Google promises Chrome hackers $1m in rewards

Posted by Emma Woollacott

Google's offering $1 million in bounty payments to hackers managing to come up with a fully-functional exploit of Chrome.

The company may not be expecting to pay out. Over the last six years, Pwn2Own contestants at the CanSecWest conference have cracked both Internet Explorer and Safari, while Chrome has remained intact.

This year, however, Google's going it alone with its hacking prize, having decided to pull out of the Pwn2Own contest. It's unhappy that contestants are allowed to enter the competition without having to reveal full exploits to vendors - or even all of the bugs used.

"The aim of our sponsorship is simple: we have a big learning opportunity when we receive full end-to-end exploits. Not only can we fix the bugs, but by studying the vulnerability and exploit techniques we can enhance our mitigations, automated testing, and sandboxing. This enables us to better protect our users," say Chris Evans and Justin Schuh of the Chrome Security Team on a company blog.

"While we’re proud of Chrome’s leading track record in past competitions, the fact is that not receiving exploits means that it’s harder to learn and improve."

The $1 million will be broken down into different amounts, depending on the extent of the exploit. There's $60,000  for a full Chrome exploit - achieving user account persistence using only bugs in the browser itself.

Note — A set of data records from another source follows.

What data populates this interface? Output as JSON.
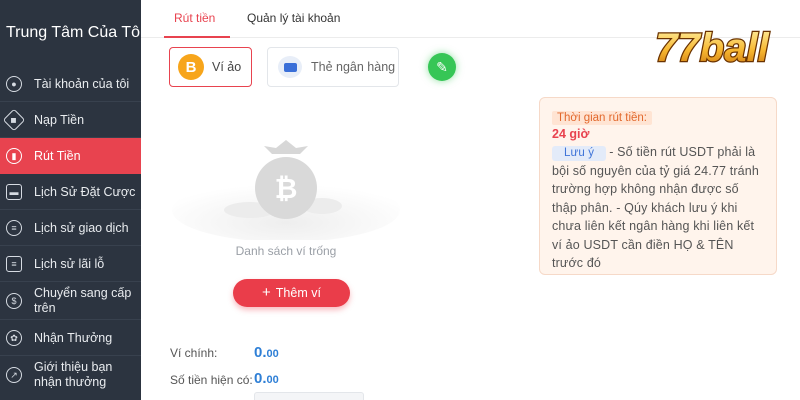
{
  "sidebar": {
    "title": "Trung Tâm Của Tôi",
    "items": [
      {
        "label": "Tài khoản của tôi",
        "icon": "user-icon"
      },
      {
        "label": "Nạp Tiền",
        "icon": "deposit-icon"
      },
      {
        "label": "Rút Tiền",
        "icon": "withdraw-icon"
      },
      {
        "label": "Lịch Sử Đặt Cược",
        "icon": "wallet-icon"
      },
      {
        "label": "Lịch sử giao dịch",
        "icon": "receipt-icon"
      },
      {
        "label": "Lịch sử lãi lỗ",
        "icon": "report-icon"
      },
      {
        "label": "Chuyển sang cấp trên",
        "icon": "transfer-icon"
      },
      {
        "label": "Nhận Thưởng",
        "icon": "gift-icon"
      },
      {
        "label": "Giới thiệu bạn nhận thưởng",
        "icon": "share-icon"
      }
    ]
  },
  "tabs": [
    {
      "label": "Rút tiền"
    },
    {
      "label": "Quản lý tài khoản"
    }
  ],
  "options": {
    "vi_ao": "Ví ảo",
    "bank": "Thẻ ngân hàng"
  },
  "empty": {
    "label": "Danh sách ví trống"
  },
  "add_button": "Thêm ví",
  "info": {
    "heading": "Thời gian rút tiền:",
    "time": "24 giờ",
    "note_badge": "Lưu ý",
    "note_text": "- Số tiền rút USDT phải là bội số nguyên của tỷ giá 24.77 tránh trường hợp không nhận được số thập phân. - Qúy khách lưu ý khi chưa liên kết ngân hàng khi liên kết ví ảo USDT cần điền HỌ & TÊN trước đó"
  },
  "balances": {
    "main_label": "Ví chính:",
    "main_int": "0.",
    "main_dec": "00",
    "available_label": "Số tiền hiện có:",
    "available_int": "0.",
    "available_dec": "00"
  },
  "logo": {
    "text": "77ball"
  },
  "colors": {
    "sidebar_bg": "#2c3440",
    "accent_red": "#e8434f",
    "coin_orange": "#f7a51b",
    "success_green": "#36c656",
    "balance_blue": "#2e7fd6"
  }
}
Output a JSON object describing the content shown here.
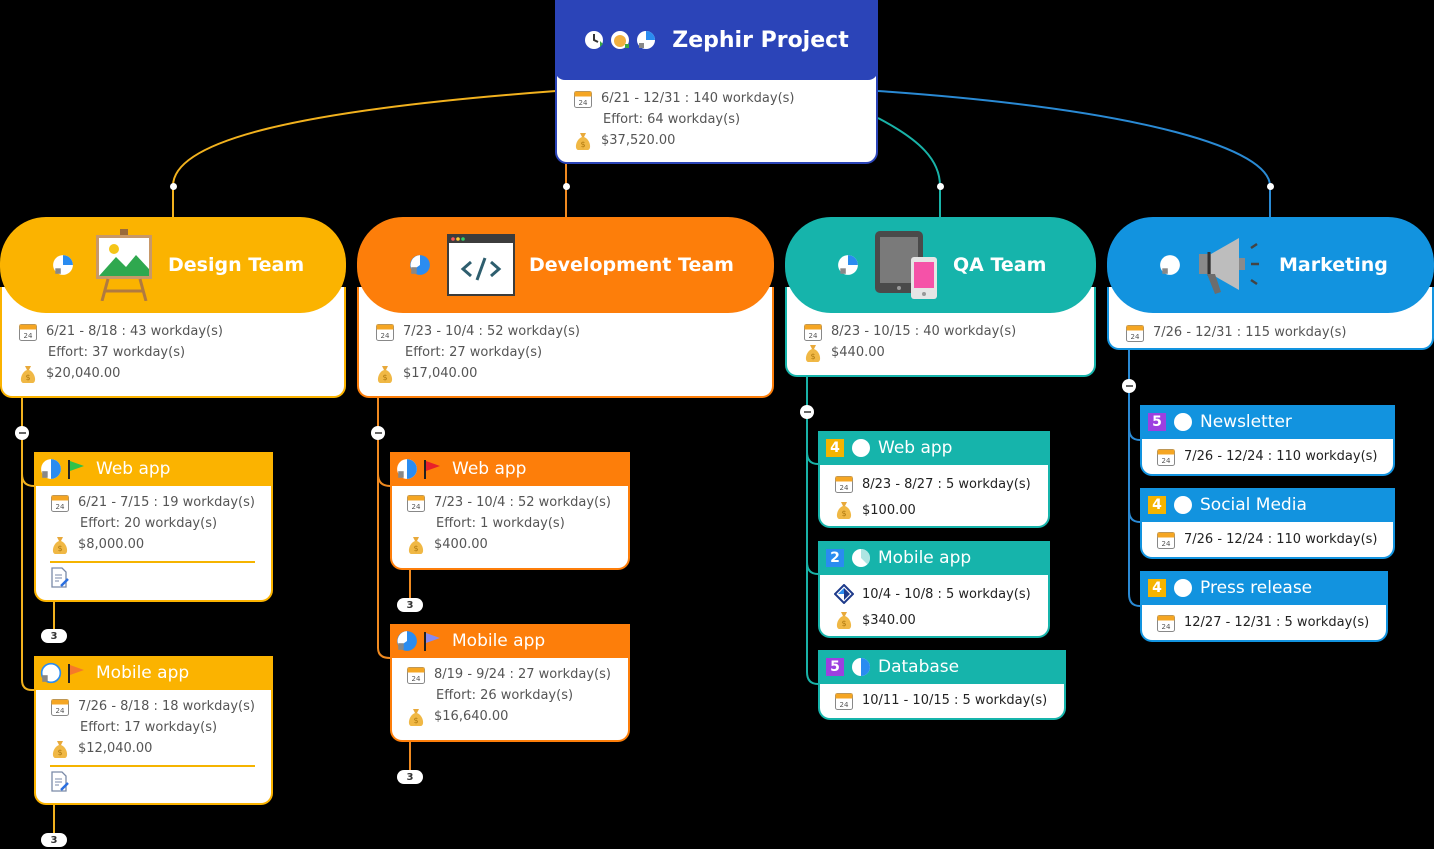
{
  "root": {
    "title": "Zephir Project",
    "icons": [
      "clock-icon",
      "money-bag-icon",
      "progress-pie-icon"
    ],
    "dates": "6/21 - 12/31 : 140 workday(s)",
    "effort": "Effort: 64 workday(s)",
    "cost": "$37,520.00",
    "color": "#2b44b8"
  },
  "teams": [
    {
      "title": "Design Team",
      "icon": "easel-picture-icon",
      "color": "#fbb300",
      "dates": "6/21 - 8/18 : 43 workday(s)",
      "effort": "Effort: 37 workday(s)",
      "cost": "$20,040.00",
      "tasks": [
        {
          "title": "Web app",
          "flag": "green-flag-icon",
          "dates": "6/21 - 7/15 : 19 workday(s)",
          "effort": "Effort: 20 workday(s)",
          "cost": "$8,000.00",
          "note": true,
          "children_count": "3"
        },
        {
          "title": "Mobile app",
          "flag": "orange-flag-icon",
          "dates": "7/26 - 8/18 : 18 workday(s)",
          "effort": "Effort: 17 workday(s)",
          "cost": "$12,040.00",
          "note": true,
          "children_count": "3"
        }
      ]
    },
    {
      "title": "Development Team",
      "icon": "code-window-icon",
      "color": "#fd7e0a",
      "dates": "7/23 - 10/4 : 52 workday(s)",
      "effort": "Effort: 27 workday(s)",
      "cost": "$17,040.00",
      "tasks": [
        {
          "title": "Web app",
          "flag": "red-flag-icon",
          "dates": "7/23 - 10/4 : 52 workday(s)",
          "effort": "Effort: 1 workday(s)",
          "cost": "$400.00",
          "children_count": "3"
        },
        {
          "title": "Mobile app",
          "flag": "purple-flag-icon",
          "dates": "8/19 - 9/24 : 27 workday(s)",
          "effort": "Effort: 26 workday(s)",
          "cost": "$16,640.00",
          "children_count": "3"
        }
      ]
    },
    {
      "title": "QA Team",
      "icon": "tablet-phone-icon",
      "color": "#16b4ab",
      "dates": "8/23 - 10/15 : 40 workday(s)",
      "cost": "$440.00",
      "tasks": [
        {
          "title": "Web app",
          "priority": "4",
          "priority_color": "#f5b400",
          "dates": "8/23 - 8/27 : 5 workday(s)",
          "cost": "$100.00"
        },
        {
          "title": "Mobile app",
          "priority": "2",
          "priority_color": "#2a8cf0",
          "date_icon": "milestone-icon",
          "dates": "10/4 - 10/8 : 5 workday(s)",
          "cost": "$340.00"
        },
        {
          "title": "Database",
          "priority": "5",
          "priority_color": "#9c40e0",
          "dates": "10/11 - 10/15 : 5 workday(s)"
        }
      ]
    },
    {
      "title": "Marketing",
      "icon": "megaphone-icon",
      "color": "#1293df",
      "dates": "7/26 - 12/31 : 115 workday(s)",
      "tasks": [
        {
          "title": "Newsletter",
          "priority": "5",
          "priority_color": "#9c40e0",
          "dates": "7/26 - 12/24 : 110 workday(s)"
        },
        {
          "title": "Social Media",
          "priority": "4",
          "priority_color": "#f5b400",
          "dates": "7/26 - 12/24 : 110 workday(s)"
        },
        {
          "title": "Press release",
          "priority": "4",
          "priority_color": "#f5b400",
          "dates": "12/27 - 12/31 : 5 workday(s)"
        }
      ]
    }
  ]
}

A partial exploit, using at least one bug in Chrome itself, will net its creator $40,000, while there's a consolation prize of $20,000 for exploits that don't actually rely on bugs in Chrome - for example, bugs in one or more of Flash, Windows or a driver.

"We will issue multiple rewards per category, up to the $1 million limit, on a first-come-first served basis. There is no splitting of winnings or 'winner takes all'," say Evans and Schuh.

"We require each set of exploit bugs to be reliable, fully functional end to end, disjoint, of critical impact, present in the latest versions and genuinely '0-day', ie not known to us or previously shared with third parties."